In questi mesi ovviamente non potendo suonare, mi sono dedicato alle nuove produzioni sperando di poterle pubblicarle prima possibile. Sicuramente quello che accompagna i brani sono i grandi quesiti. Chi sono? E’ possibile non sprofondare nelle sabbie mobili dell’informazioni e dei momenti no? Come si fa a vivere come ieri e non sentire il peso del tempo?

“Identikit” cercava di tracciare, appunto, un identikit dei desideri più reconditi di Murdaca. “Sabbie mobili”, invece, fotografava la necessità di non smettere di ricercare, come direbbe il compianto Battiato, un “centro di gravità permanente” in mezzo alle sabbie mobili della disinformazione; oggi, “Come si fa” riporta il baricentro sull’intimismo, ma non cancella le domande che da sempre guidano la tua ricerca. Ma per Murdaca, alla fine, contano più le domande o le risposte? Esistono, secondo te, “risposte definitive” a qualcosa?

Penso che in qualche modo le domande mi tengano in vita. Le risposte definitive non penso esistano, o almeno spero. Mi fanno paura.

Il passato, “quello che è stato ieri”, in qualche modo ci segna anche se fingiamo di dimenticarlo. Qual’è il tuo rapporto con i ricordi? Ti mancano, “quei vecchi momenti”, oppure superarli è l’unico modo per “rimanere interi”?

A volte i vecchi momenti mancano, ma ciò che mi manca di più, è la spensieratezza di “quello che è stato ieri” di quando ero bambino. Penso che tutti in qualche modo vorremmo tornare a non sentire il peso del tempo e delle cose.
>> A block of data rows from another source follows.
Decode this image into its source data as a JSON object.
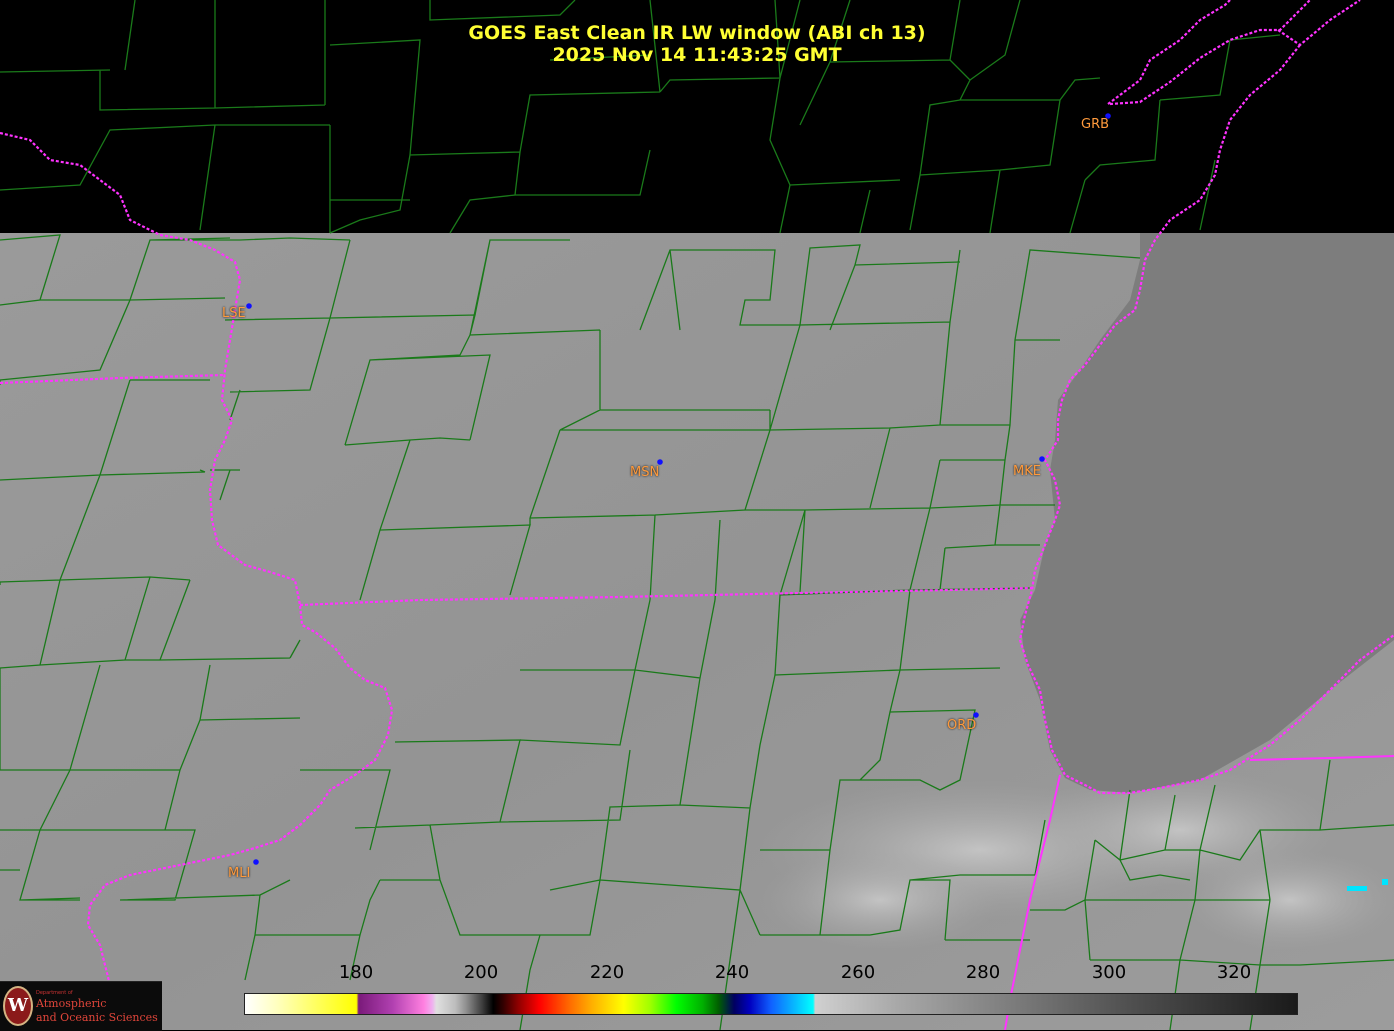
{
  "title_line1": "GOES East Clean IR LW window (ABI ch 13)",
  "title_line2": "2025 Nov 14  11:43:25 GMT",
  "cities": [
    {
      "code": "GRB",
      "color": "#ff9a3c"
    },
    {
      "code": "LSE",
      "color": "#ff9a3c"
    },
    {
      "code": "MSN",
      "color": "#ff9a3c"
    },
    {
      "code": "MKE",
      "color": "#ff9a3c"
    },
    {
      "code": "ORD",
      "color": "#ff9a3c"
    },
    {
      "code": "MLI",
      "color": "#ff9a3c"
    }
  ],
  "colorbar": {
    "ticks": [
      "180",
      "200",
      "220",
      "240",
      "260",
      "280",
      "300",
      "320"
    ],
    "min": 163,
    "max": 330
  },
  "logo": {
    "dept_small": "Department of",
    "line1": "Atmospheric",
    "line2": "and Oceanic Sciences",
    "seal_letter": "W"
  },
  "colors": {
    "county_lines": "#1a7a1a",
    "state_lines": "#ff33ff",
    "title": "#ffff33",
    "city_dot": "#1010ff"
  }
}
Il tempo ci sfugge dalle mani, è difficile rimanere interi.

Sicuramente, la pandemia ci ha messo nelle condizioni di doverci fermare, adducendo spesso più o meno dolorose riflessioni su ciò che abbiamo fatto e quello che non siamo riusciti a concludere. In generale, questi sembrano essere temi ricorrenti della tua musica. Secondo te, sono più le porte che si aprono e quelle che si chiudono, a segnare chi siamo? E credi che la pandemia, a suo modo, ti abbia dato qualche occasione in più per riflettere su chi sei, su chi siamo?

Assolutamente, sono convinto che nella vita è necessario sbagliare tanto, per capire chi siamo davvero. Le porte che si chiudono sono essenziali tanto quanto quelle che si aprono. Sicuramente l’atmosfera “apocalittica” che si è creata attorno alla pandemia ha un po’ accentuato queste riflessioni.

La domanda che, dal mattino alla sera, ti attanaglia di più, tutti i giorni.

Come si fa a non farsi mettere in soggezione dal tempo che ci sfreccia davanti agli occhi? 

Riportiamo il baricentro sul presente, quello immanente ed imminente. Programmi per l’estate? Hai intenzione di portare in giro la tua musica? Insomma, ti vedremo su qualche palco?

Sicuramente vorrei concedermi un po’ di mare e scappare da questa grigia città. Poi spero vivamente di poter suonare, per ora nulla in programma.